Now I wonder what kind of meal they are going to serve? I waited and waited. Nothing. Go figure! Actually the flight attendant is trying to get by a passenger and she kept hitting her head.
I have to say it was a very pleasant flight after all but I do prefer my pod in first class.
Just a little cozy!
Now for my hotel in Rhodes! That is where the real life and death experience happens. I am staying in a very inexpensive hotel. So is every 20 year old in Rhodes. The halls are full of drunken, screaming meemies. The front desk said they have lots of trouble and please don’t hesitate to call at 2 or 5 am to complain. Oh goody! I get to be the hag from room 621. As you can see the room is nothing at all. I don’t mind it but I think I may look for another place tomorrow.
I hope to go on some tours while I am here.
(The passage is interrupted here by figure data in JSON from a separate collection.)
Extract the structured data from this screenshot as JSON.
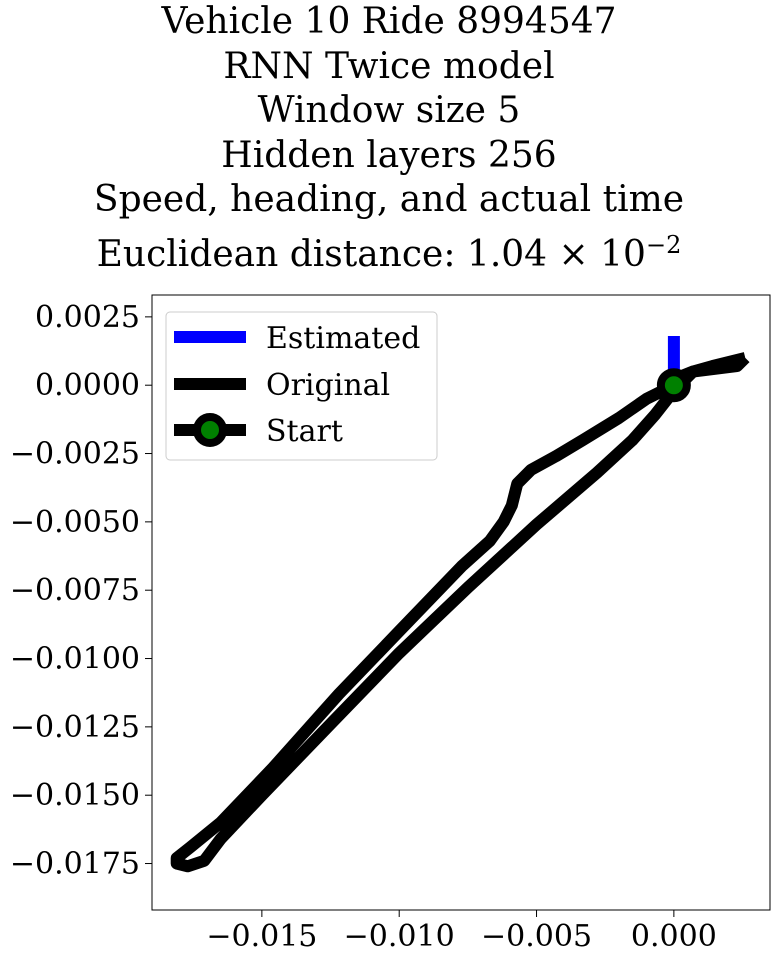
{
  "chart_data": {
    "type": "line",
    "title_lines": [
      "Vehicle 10 Ride 8994547",
      "RNN Twice model",
      "Window size 5",
      "Hidden layers 256",
      "Speed, heading, and actual time"
    ],
    "title_last_line": {
      "prefix": "Euclidean distance: 1.04",
      "times": "×",
      "base": "10",
      "exponent": "−2"
    },
    "xlim": [
      -0.019,
      0.0035
    ],
    "ylim": [
      -0.0192,
      0.0033
    ],
    "x_ticks": [
      {
        "value": -0.015,
        "label": "−0.015"
      },
      {
        "value": -0.01,
        "label": "−0.010"
      },
      {
        "value": -0.005,
        "label": "−0.005"
      },
      {
        "value": 0.0,
        "label": "0.000"
      }
    ],
    "y_ticks": [
      {
        "value": 0.0025,
        "label": "0.0025"
      },
      {
        "value": 0.0,
        "label": "0.0000"
      },
      {
        "value": -0.0025,
        "label": "−0.0025"
      },
      {
        "value": -0.005,
        "label": "−0.0050"
      },
      {
        "value": -0.0075,
        "label": "−0.0075"
      },
      {
        "value": -0.01,
        "label": "−0.0100"
      },
      {
        "value": -0.0125,
        "label": "−0.0125"
      },
      {
        "value": -0.015,
        "label": "−0.0150"
      },
      {
        "value": -0.0175,
        "label": "−0.0175"
      }
    ],
    "grid": false,
    "legend_position": "top-left",
    "series": [
      {
        "name": "Estimated",
        "color": "#0000ff",
        "x": [
          0.0,
          0.0
        ],
        "y": [
          0.0,
          0.0018
        ]
      },
      {
        "name": "Original",
        "color": "#000000",
        "x": [
          0.0026,
          0.0023,
          0.0015,
          0.0007,
          0.0002,
          0.0,
          -0.001,
          -0.002,
          -0.0033,
          -0.0043,
          -0.0052,
          -0.0057,
          -0.0059,
          -0.0062,
          -0.0067,
          -0.0077,
          -0.01,
          -0.0122,
          -0.0146,
          -0.0165,
          -0.0176,
          -0.0181,
          -0.0181,
          -0.0177,
          -0.0171,
          -0.0165,
          -0.015,
          -0.0125,
          -0.01,
          -0.0075,
          -0.005,
          -0.0028,
          -0.0015,
          -0.0007,
          0.0,
          0.0007,
          0.0014,
          0.0026
        ],
        "y": [
          0.001,
          0.0007,
          0.0006,
          0.0005,
          0.0003,
          0.0,
          -0.0005,
          -0.0012,
          -0.002,
          -0.0026,
          -0.0031,
          -0.0036,
          -0.0044,
          -0.005,
          -0.0057,
          -0.0066,
          -0.009,
          -0.0113,
          -0.014,
          -0.016,
          -0.0169,
          -0.0173,
          -0.0175,
          -0.0176,
          -0.0174,
          -0.0166,
          -0.015,
          -0.0124,
          -0.0098,
          -0.0074,
          -0.0051,
          -0.0032,
          -0.002,
          -0.0011,
          -0.0002,
          0.0005,
          0.0007,
          0.001
        ]
      },
      {
        "name": "Start",
        "color": "#000000",
        "marker_color": "#008000",
        "x": [
          0.0
        ],
        "y": [
          0.0
        ]
      }
    ]
  }
}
Since it is late now all the booking places are closed so I will just sit here and drink my red wine and eat my peanuts in a bar that offers free Internet.
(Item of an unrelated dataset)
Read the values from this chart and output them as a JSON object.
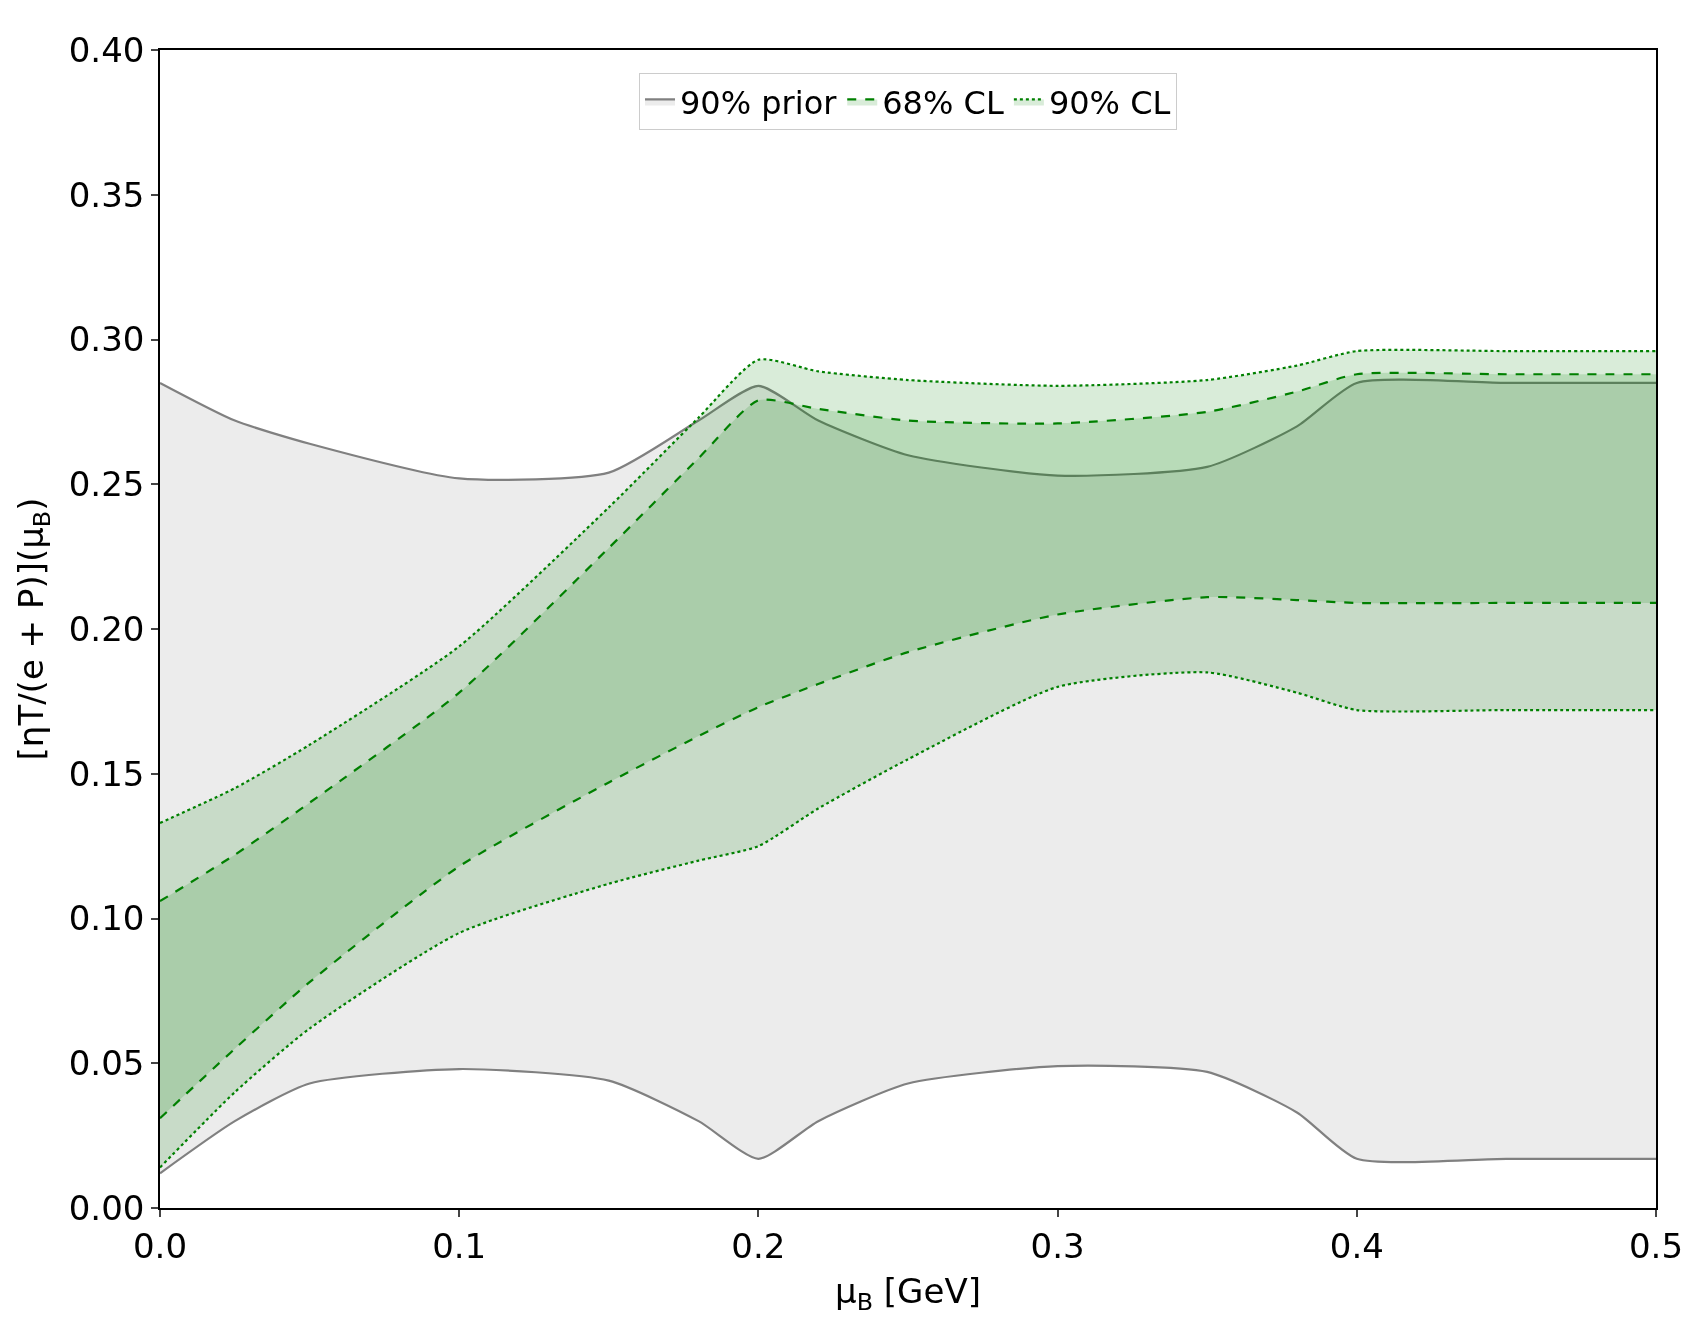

So here I am. Having a wonderful time typing away while all these shirtless people drink their faces off.
Flight attendant trying to go through the aisle.
Some of the drinks on the menu here are:
Between the Sheets
Sex on the Beach
I wonder which one I should try? Hhhmmm!
A little later.
.. Just got back from booking a full day trip to Turkey tomorrow. I leave at 7:25 and return in the evening. On Saturday I am going on a bus tour of the ruins of the island. It is in French. Should be interesting. I wonder how much I will catch. The English one didn't have enough people going so they cancelled it. I thought... what the heck, I speak French. On Sunday I leave for five days to Santorini. That is the highlight of this trip for me. I wanted to save it for last but because of its situation in the islands it didn't make sense. From there I am off to Mykonos. That is where the movie "Shirley Valentine" took place. I won't be staying there long as it is known as the 24 hour party island. Not really what I am into. But I think I need to see what it is like. I am sure I am going to get a feel for the 24 hour party from the place I am staying right now. Everyone is appalled that I am staying at a hotel in "Bar Alley". Who knew? I didn't. I kind of figured it out this afternoon when all I saw was hundreds of drunk kids stumbling all over the place and yelling at the top of their lungs. I will see how tonight goes and get the heck out on my tour tomorrow.
I was able to watch the pilots every move. Even saw the controls.
I am sure the Turks are better behaved.
Naked woman on the balcony across from me. They are everywhere and yes, she was only in a pair of underwear.
Life is good here in Greece! Wish you were all here with me!